Fight Doctor: Muhammad Ali's True Story by Pacheco M.D. Ferdie

Author:Pacheco M.D., Ferdie [Pacheco M.D., Ferdie]
Language: eng
Format: epub
Publisher: Hillcrest Media Group
Published: 2011-12-19T16:00:00+00:00


10. The Rumble in the Jungle—George Foreman

OCTOBER 1974

Bud Collins of the Boston Globe was the pleasantest of companions as we traveled together on Air France to Zaire, but Bud was all that was good about that trip. It involved six stops and lasted twenty-six hours and our luggage was lost. We did get to Africa in the end, but I for one am never going to do it again for fun. We weren’t the only ones.

Over one hundred American newsmen knew that there was something amiss when their direct charter plane to Zaire landed in Iceland. A modest knowledge of geography would suffice to indicate that this was not the shortest route to Kinshasa. After many weary hours of jet travel they found themselves in Luxembourg and heard the astounding news that the heavyweight champion, George Foreman, who had taken the crown off Joe Frazier’s battered brow in two rounds in January 1973, was cut, and the Great Fight was in doubt. That was enough for most veteran newsmen, and most followed Jim Murray and Shirley Povich to the nearest terminal counter to begin renegotiating their return to the States and sanity. Theirs was a triumph of experience over optimism.

Reggie Gutteridge, Britain’s answer to Howard Cosell, figured he was in for a bad day when he arrived in Zaire and strapped on his artificial leg backward. But he gave the Zaire porters and police an even nastier shock when they saw a small disheveled Englishman walking toward them with one foot pointed in the opposite direction.

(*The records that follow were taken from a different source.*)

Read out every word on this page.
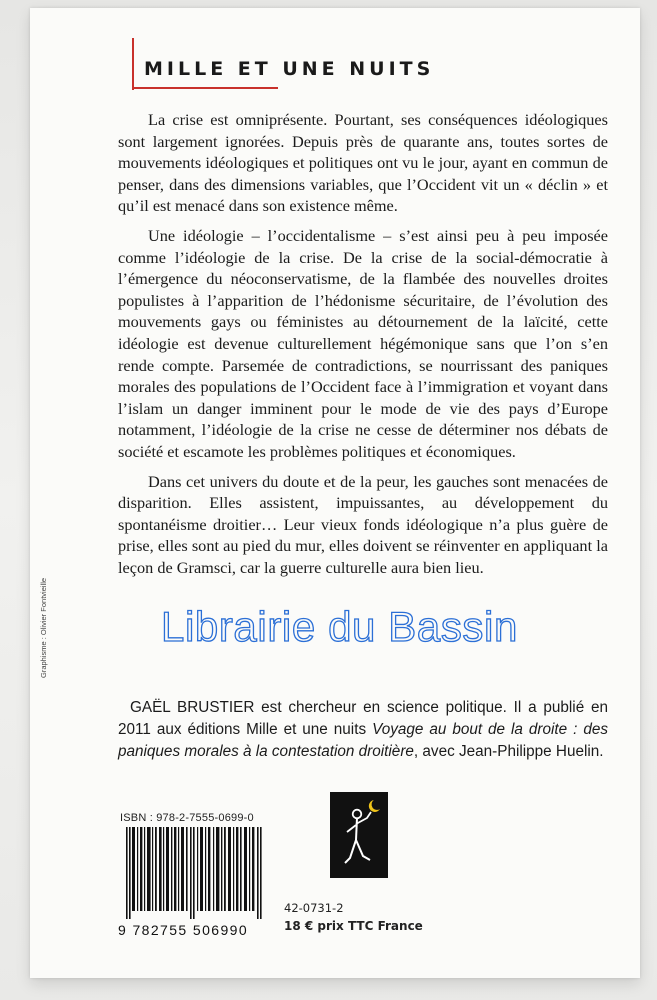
MILLE ET UNE NUITS

La crise est omniprésente. Pourtant, ses conséquences idéologiques sont largement ignorées. Depuis près de quarante ans, toutes sortes de mouvements idéologiques et politiques ont vu le jour, ayant en commun de penser, dans des dimensions variables, que l’Occident vit un « déclin » et qu’il est menacé dans son existence même.

Une idéologie – l’occidentalisme – s’est ainsi peu à peu imposée comme l’idéologie de la crise. De la crise de la social-démocratie à l’émergence du néoconservatisme, de la flambée des nouvelles droites populistes à l’apparition de l’hédonisme sécuritaire, de l’évolution des mouvements gays ou féministes au détournement de la laïcité, cette idéologie est devenue culturellement hégémonique sans que l’on s’en rende compte. Parsemée de contradictions, se nourrissant des paniques morales des populations de l’Occident face à l’immigration et voyant dans l’islam un danger imminent pour le mode de vie des pays d’Europe notamment, l’idéologie de la crise ne cesse de déterminer nos débats de société et escamote les problèmes politiques et économiques.

Dans cet univers du doute et de la peur, les gauches sont menacées de disparition. Elles assistent, impuissantes, au développement du spontanéisme droitier… Leur vieux fonds idéologique n’a plus guère de prise, elles sont au pied du mur, elles doivent se réinventer en appliquant la leçon de Gramsci, car la guerre culturelle aura bien lieu.

GAËL BRUSTIER est chercheur en science politique. Il a publié en 2011 aux éditions Mille et une nuits Voyage au bout de la droite : des paniques morales à la contestation droitière, avec Jean-Philippe Huelin.

ISBN : 978-2-7555-0699-0
9 782755 506990
42-0731-2
18 € prix TTC France
Graphisme : Olivier Fontvieille	Librairie du Bassin
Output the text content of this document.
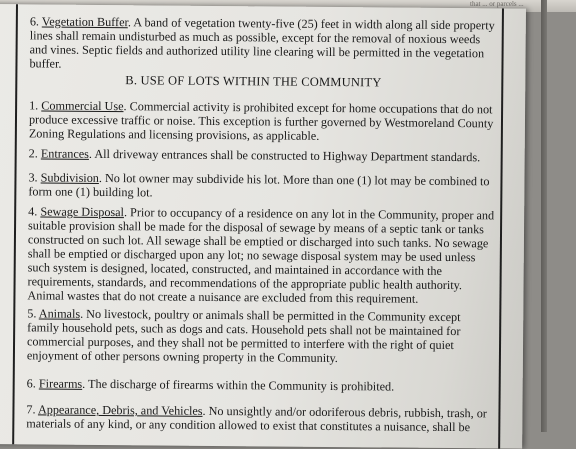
that ... or parcels ...

6. Vegetation Buffer. A band of vegetation twenty-five (25) feet in width along all side property lines shall remain undisturbed as much as possible, except for the removal of noxious weeds and vines. Septic fields and authorized utility line clearing will be permitted in the vegetation buffer.

B. USE OF LOTS WITHIN THE COMMUNITY

1. Commercial Use. Commercial activity is prohibited except for home occupations that do not produce excessive traffic or noise. This exception is further governed by Westmoreland County Zoning Regulations and licensing provisions, as applicable.

2. Entrances. All driveway entrances shall be constructed to Highway Department standards.

3. Subdivision. No lot owner may subdivide his lot. More than one (1) lot may be combined to form one (1) building lot.

4. Sewage Disposal. Prior to occupancy of a residence on any lot in the Community, proper and suitable provision shall be made for the disposal of sewage by means of a septic tank or tanks constructed on such lot. All sewage shall be emptied or discharged into such tanks. No sewage shall be emptied or discharged upon any lot; no sewage disposal system may be used unless such system is designed, located, constructed, and maintained in accordance with the requirements, standards, and recommendations of the appropriate public health authority. Animal wastes that do not create a nuisance are excluded from this requirement.

5. Animals. No livestock, poultry or animals shall be permitted in the Community except family household pets, such as dogs and cats. Household pets shall not be maintained for commercial purposes, and they shall not be permitted to interfere with the right of quiet enjoyment of other persons owning property in the Community.

6. Firearms. The discharge of firearms within the Community is prohibited.

7. Appearance, Debris, and Vehicles. No unsightly and/or odoriferous debris, rubbish, trash, or materials of any kind, or any condition allowed to exist that constitutes a nuisance, shall be
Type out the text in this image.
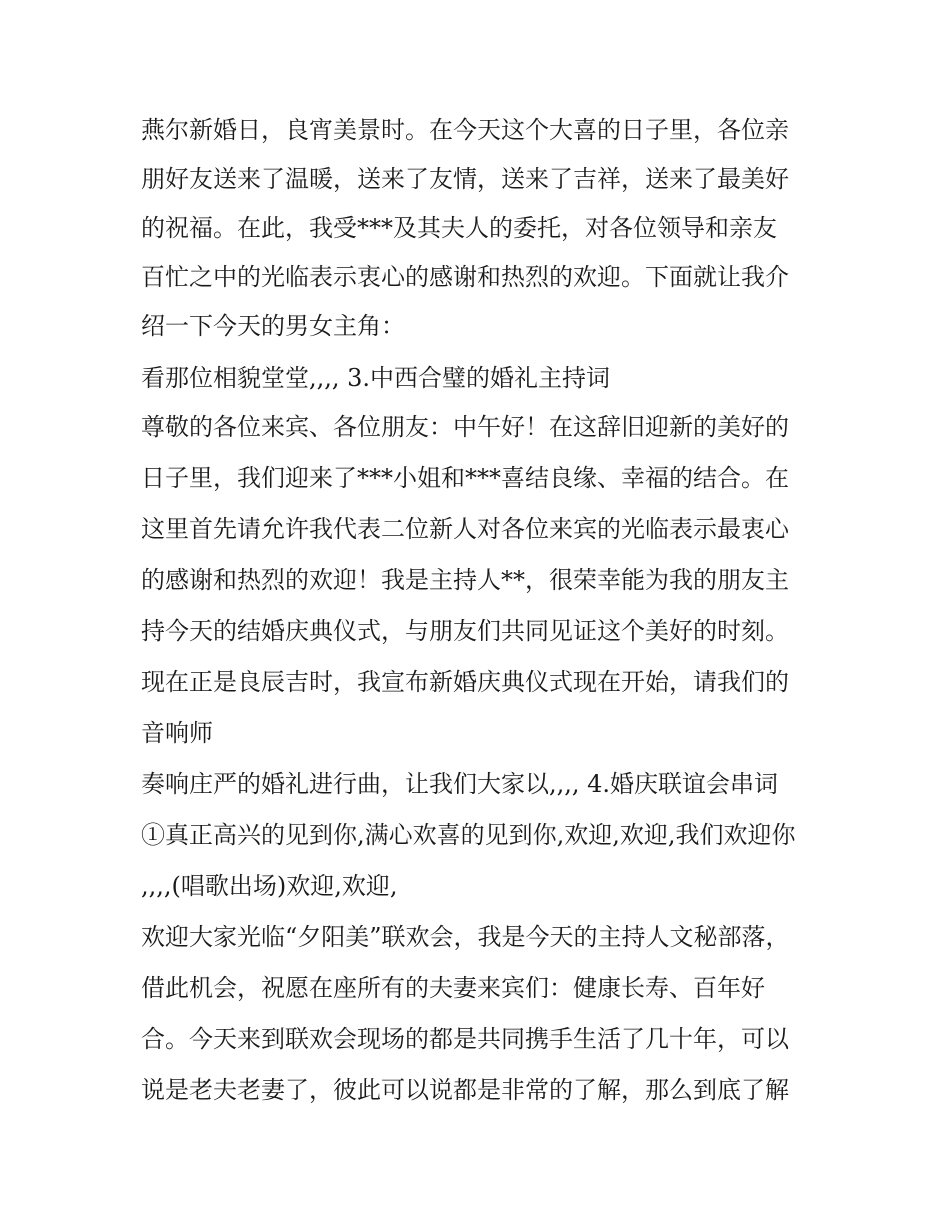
燕尔新婚日，良宵美景时。在今天这个大喜的日子里，各位亲
朋好友送来了温暖，送来了友情，送来了吉祥，送来了最美好
的祝福。在此，我受***及其夫人的委托，对各位领导和亲友
百忙之中的光临表示衷心的感谢和热烈的欢迎。下面就让我介
绍一下今天的男女主角：
看那位相貌堂堂,,,, 3.中西合璧的婚礼主持词
尊敬的各位来宾、各位朋友：中午好！在这辞旧迎新的美好的
日子里，我们迎来了***小姐和***喜结良缘、幸福的结合。在
这里首先请允许我代表二位新人对各位来宾的光临表示最衷心
的感谢和热烈的欢迎！我是主持人**，很荣幸能为我的朋友主
持今天的结婚庆典仪式，与朋友们共同见证这个美好的时刻。
现在正是良辰吉时，我宣布新婚庆典仪式现在开始，请我们的
音响师
奏响庄严的婚礼进行曲，让我们大家以,,,, 4.婚庆联谊会串词
①真正高兴的见到你,满心欢喜的见到你,欢迎,欢迎,我们欢迎你
,,,,(唱歌出场)欢迎,欢迎,
欢迎大家光临“夕阳美”联欢会，我是今天的主持人文秘部落，
借此机会，祝愿在座所有的夫妻来宾们：健康长寿、百年好
合。今天来到联欢会现场的都是共同携手生活了几十年，可以
说是老夫老妻了，彼此可以说都是非常的了解，那么到底了解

Bud and I were leaving stop number five for Zaire when I heard the shocking news and decided to press on to see if I could be of help, and to hang around for the fight if it was not delayed too long. The prospect of seeing Foreman face Ali for the real championship of the world was too much to let go for lack of trying. Ali had revenged himself on Ken Norton, winning a tough twelve-round decision over him in September 1973, and four months later had turned the tables on Joe Frazier in similar fashion. So we had the official champion, Foreman, up against our man, Ali, who still was the champion in our book, no matter what the official commission had declared. This fight would settle things, and I wasn’t going to miss it.

Zaire has a small airport but a large army, and on arriving I had the feeling that I had landed in the Havana airport in the midst of the Castro takeover. Zaire customs officials have a brusque no-nonsense approach to foreigners. No attempt is made to speak English, although most do speak English and their French is a patois that even a Haitian wouldn’t understand. Because of the fight, the government had issued orders for a general softening of their normal attitude, and several actually tried to smile, unused muscles creaking with the strain. It all had the aspect of Parents’ Day at Dachau. Fortunately I had foreseen this, and wore my bright green Muhammad Ali jacket with his name emblazoned on the pocket.